Protection of private keys. Companies will be required to apply the platform module for the generation and storage of key pairs, FIPS-140-Level-2 safety module or equivalent, or any other type of storage, such as, for example, USB-key, or SD-card. Tokens must be physically separated from devices performing signing until it is not required to organize a signing session.
Protect computer for signing code. The computer which is used for the code signing, cannot be used for browsing the Internet. It should periodically scan for possible infection with the most modern software.
Selection of a trusted party. If you are using a third-party service for signatures, in this case, the service must support multifactor authentication to gain access to code signatures. If the service does not have these options, it is not compatible with the new requirements.
Transfer key in protected mode. If the private key generation occurs on the side of companies, private keys can be taken outside the secure infrastructure. In this case, the key is to be sent to you with the activation, equivalent to 128 bit encryption, or encrypt the private key with a minimum of 128 bits resistance.
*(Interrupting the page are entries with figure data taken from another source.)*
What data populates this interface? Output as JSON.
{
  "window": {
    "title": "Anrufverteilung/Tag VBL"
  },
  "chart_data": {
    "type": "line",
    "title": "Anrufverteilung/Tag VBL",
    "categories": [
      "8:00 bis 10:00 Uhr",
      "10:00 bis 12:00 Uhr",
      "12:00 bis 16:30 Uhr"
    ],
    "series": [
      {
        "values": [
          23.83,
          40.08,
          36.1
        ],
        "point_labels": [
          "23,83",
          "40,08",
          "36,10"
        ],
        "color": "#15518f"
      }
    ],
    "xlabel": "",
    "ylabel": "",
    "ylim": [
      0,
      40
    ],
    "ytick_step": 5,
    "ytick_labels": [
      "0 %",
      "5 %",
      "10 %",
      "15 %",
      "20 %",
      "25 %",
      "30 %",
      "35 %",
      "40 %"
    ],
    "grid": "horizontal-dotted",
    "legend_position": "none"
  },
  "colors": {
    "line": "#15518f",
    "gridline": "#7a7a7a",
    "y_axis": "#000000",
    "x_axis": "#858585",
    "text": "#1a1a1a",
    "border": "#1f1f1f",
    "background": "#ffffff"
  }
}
Private key is needed to wrap in 128-bit AES key. You can also hold the key to a PKCS 12 file, which is encrypted with a randomly generated password of 16 characters or more.
Using a secure key. The certificate code signing will be released only when public key corresponds to current safety requirements.
If the private key was somehow compromised or used to sign malware, the company will have to ask for a certification authority to revoke the certificate. If the private key has been compromised as a result of the attack, a certification authority shall not issue a new certificate or to replace the old, yet the center will not be satisfied with the improvement of the company’s protection.